Se retrouvent aussi, chez les deux hommes, cet Appel du Grand Large, du vent dans les voiles et des vastes horizons, de l'évasion Anywhere out of the world, pour paraphraser Baudelaire, des Grands Voyages sur la surface du globe terrestre et des Grands Voyages dans les profondeurs oubliées de la mémoire humaine; cet usage de la matière romanesque comme lieu de passage vers les vastes horizons, comme lieu d'évasion... Et puis ce goût pour le beau «geste», pour «l'attitude» - un mot-clé de l'univers romanesque de Jean Raspail qui notera, dans les Sept Cavaliers... : «L'attitude, c'est souvent la colonne vertébrale de l'âme.»

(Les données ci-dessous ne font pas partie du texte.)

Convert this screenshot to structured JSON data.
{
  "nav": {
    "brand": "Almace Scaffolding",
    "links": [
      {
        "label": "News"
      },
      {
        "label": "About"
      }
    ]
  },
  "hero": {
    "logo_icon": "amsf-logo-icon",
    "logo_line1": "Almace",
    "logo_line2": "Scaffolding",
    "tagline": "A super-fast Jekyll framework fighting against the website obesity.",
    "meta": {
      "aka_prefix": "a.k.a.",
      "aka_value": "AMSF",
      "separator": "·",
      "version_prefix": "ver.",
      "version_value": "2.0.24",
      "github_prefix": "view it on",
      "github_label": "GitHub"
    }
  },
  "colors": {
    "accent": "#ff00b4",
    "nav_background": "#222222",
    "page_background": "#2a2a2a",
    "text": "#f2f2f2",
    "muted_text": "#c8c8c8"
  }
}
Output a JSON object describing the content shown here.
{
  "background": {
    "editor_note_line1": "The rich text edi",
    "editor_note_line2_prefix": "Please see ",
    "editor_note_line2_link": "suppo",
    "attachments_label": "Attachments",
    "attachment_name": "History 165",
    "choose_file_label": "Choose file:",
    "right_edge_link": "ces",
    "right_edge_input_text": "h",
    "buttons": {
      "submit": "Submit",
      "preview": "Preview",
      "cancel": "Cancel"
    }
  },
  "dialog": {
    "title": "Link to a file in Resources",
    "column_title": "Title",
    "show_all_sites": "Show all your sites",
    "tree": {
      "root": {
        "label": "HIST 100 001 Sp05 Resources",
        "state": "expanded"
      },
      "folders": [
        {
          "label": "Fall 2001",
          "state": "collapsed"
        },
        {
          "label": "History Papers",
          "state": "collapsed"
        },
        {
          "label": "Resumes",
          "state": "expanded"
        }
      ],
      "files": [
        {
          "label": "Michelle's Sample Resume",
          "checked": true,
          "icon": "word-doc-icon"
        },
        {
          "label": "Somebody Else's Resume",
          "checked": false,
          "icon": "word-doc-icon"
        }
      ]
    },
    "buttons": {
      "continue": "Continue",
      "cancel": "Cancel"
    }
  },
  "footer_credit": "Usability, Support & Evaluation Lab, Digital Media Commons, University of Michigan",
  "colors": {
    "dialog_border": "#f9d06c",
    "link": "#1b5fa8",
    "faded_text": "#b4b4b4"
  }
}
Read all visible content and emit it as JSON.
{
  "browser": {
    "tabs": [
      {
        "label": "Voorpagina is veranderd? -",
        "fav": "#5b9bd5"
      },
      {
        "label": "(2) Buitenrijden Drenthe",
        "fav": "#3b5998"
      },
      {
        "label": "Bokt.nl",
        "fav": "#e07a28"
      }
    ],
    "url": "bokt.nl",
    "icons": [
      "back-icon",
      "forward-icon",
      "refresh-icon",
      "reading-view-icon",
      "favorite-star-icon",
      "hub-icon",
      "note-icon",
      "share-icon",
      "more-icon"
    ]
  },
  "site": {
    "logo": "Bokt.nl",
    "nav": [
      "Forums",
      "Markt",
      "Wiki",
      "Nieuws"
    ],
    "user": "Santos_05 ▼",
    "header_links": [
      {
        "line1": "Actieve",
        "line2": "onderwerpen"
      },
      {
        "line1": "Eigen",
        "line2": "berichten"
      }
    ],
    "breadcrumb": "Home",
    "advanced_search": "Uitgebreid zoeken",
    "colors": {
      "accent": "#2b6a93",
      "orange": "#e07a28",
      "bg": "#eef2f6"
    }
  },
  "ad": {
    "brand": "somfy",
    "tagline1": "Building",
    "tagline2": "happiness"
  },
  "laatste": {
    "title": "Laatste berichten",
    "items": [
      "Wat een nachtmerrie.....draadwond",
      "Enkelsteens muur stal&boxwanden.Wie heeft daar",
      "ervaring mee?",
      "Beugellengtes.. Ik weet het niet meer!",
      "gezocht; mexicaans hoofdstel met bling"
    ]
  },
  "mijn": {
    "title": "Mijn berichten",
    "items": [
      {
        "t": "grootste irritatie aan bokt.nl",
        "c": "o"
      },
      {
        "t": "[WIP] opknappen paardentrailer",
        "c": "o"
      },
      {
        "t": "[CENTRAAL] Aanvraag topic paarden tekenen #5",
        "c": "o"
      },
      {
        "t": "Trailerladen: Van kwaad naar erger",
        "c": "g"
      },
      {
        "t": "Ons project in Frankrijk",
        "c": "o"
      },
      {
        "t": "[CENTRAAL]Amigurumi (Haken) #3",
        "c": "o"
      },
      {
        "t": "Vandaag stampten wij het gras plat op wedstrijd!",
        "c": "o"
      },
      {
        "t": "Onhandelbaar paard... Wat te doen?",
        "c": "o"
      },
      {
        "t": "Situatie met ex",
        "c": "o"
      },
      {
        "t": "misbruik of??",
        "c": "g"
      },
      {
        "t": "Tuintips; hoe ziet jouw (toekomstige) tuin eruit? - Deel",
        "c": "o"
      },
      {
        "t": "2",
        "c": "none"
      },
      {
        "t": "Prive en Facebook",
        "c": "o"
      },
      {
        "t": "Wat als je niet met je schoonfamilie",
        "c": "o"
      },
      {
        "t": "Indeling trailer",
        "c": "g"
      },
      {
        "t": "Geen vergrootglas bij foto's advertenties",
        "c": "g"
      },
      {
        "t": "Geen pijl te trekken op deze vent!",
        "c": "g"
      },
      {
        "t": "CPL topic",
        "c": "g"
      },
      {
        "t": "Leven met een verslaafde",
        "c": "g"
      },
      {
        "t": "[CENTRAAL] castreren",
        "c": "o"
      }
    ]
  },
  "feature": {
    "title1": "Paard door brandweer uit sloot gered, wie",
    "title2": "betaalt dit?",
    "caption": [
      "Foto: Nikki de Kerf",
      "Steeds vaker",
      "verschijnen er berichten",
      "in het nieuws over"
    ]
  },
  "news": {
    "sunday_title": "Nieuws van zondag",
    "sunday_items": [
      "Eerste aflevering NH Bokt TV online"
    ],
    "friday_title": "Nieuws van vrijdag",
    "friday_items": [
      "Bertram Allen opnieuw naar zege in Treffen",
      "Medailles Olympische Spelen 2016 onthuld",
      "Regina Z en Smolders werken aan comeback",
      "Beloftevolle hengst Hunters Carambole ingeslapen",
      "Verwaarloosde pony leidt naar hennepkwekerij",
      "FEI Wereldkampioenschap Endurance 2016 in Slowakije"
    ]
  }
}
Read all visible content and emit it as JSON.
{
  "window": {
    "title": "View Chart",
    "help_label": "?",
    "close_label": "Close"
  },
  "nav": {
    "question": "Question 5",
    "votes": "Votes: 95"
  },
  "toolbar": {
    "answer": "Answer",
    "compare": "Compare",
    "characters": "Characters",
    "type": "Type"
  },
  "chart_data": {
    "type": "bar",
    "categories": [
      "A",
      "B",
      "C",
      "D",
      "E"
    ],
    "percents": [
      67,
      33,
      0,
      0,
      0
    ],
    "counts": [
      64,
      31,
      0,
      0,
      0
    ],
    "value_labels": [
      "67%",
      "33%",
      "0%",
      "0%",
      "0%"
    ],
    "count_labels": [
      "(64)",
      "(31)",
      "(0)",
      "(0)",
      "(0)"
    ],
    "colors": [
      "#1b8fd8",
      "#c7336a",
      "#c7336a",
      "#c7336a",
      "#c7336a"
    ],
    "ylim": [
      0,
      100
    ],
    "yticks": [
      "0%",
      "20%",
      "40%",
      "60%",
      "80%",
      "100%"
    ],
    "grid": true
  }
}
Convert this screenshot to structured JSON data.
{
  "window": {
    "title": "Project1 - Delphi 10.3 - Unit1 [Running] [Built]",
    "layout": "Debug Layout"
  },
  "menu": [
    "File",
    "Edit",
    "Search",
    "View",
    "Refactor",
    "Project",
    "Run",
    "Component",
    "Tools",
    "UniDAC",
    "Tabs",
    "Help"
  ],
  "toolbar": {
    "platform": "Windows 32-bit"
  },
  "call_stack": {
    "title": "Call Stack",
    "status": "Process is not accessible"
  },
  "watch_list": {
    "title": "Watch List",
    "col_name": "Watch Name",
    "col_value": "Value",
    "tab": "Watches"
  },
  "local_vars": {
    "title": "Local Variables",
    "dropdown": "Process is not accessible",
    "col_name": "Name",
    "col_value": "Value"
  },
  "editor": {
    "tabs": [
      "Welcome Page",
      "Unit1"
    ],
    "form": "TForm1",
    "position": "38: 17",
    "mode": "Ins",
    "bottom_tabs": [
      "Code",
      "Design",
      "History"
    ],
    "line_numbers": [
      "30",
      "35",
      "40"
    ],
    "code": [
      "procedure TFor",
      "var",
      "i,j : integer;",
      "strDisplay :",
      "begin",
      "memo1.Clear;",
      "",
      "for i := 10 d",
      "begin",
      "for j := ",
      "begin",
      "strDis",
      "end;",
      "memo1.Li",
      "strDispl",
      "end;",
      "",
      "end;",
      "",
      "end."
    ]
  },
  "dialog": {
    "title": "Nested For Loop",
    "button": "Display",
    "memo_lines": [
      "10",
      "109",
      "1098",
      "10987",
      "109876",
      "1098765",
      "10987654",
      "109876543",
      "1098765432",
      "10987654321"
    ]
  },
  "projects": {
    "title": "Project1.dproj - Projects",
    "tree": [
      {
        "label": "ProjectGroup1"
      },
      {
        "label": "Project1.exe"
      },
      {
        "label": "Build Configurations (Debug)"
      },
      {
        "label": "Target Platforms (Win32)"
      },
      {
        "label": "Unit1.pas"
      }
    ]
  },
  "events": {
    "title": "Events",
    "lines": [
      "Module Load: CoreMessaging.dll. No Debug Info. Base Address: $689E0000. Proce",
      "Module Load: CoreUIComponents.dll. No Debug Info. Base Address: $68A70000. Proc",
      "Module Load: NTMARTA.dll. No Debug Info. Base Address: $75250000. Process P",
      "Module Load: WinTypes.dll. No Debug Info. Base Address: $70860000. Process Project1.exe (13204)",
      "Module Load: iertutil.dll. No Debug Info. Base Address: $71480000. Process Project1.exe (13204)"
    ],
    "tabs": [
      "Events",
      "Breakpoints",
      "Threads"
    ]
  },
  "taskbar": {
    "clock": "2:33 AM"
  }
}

En outre, comme le suggère du reste le titre même auquel fit appel Jean Raspail pour son recueil de nouvelles dans lequel parut La Clef d'Or, Jacques Perret appartenait à cette génération d'écrivains se rattachant à une longue chaîne, bien plus ancienne qu'eux,  qui, pour conjurer la menace d'extinction qui  pesait sur eux, se baptisèrent du beau nom de Hussards :

«Je ne sais pas si les "hussards" n'auraient accepté parmi eux. Je suis un peu plus jeune qu'eux, qu'ils soient vivants ou morts. Ils étaient gais, légers, merveilleux, profonds, impertinents. Au temps de leur triomphe, je n'existais pas, je voyageais, j'étais ailleurs et nulle part et j'ai écrit un peu trop tard, en ces années recuites où les carottes sont cuites. Mes hussards à moi sont des ombres, des silhouettes attardées. Leurs élans inutiles sont d'immenses regrets. Leurs trompettes retentissent sur tant d'espérances couchée. Cela n'empêche pas la musique...»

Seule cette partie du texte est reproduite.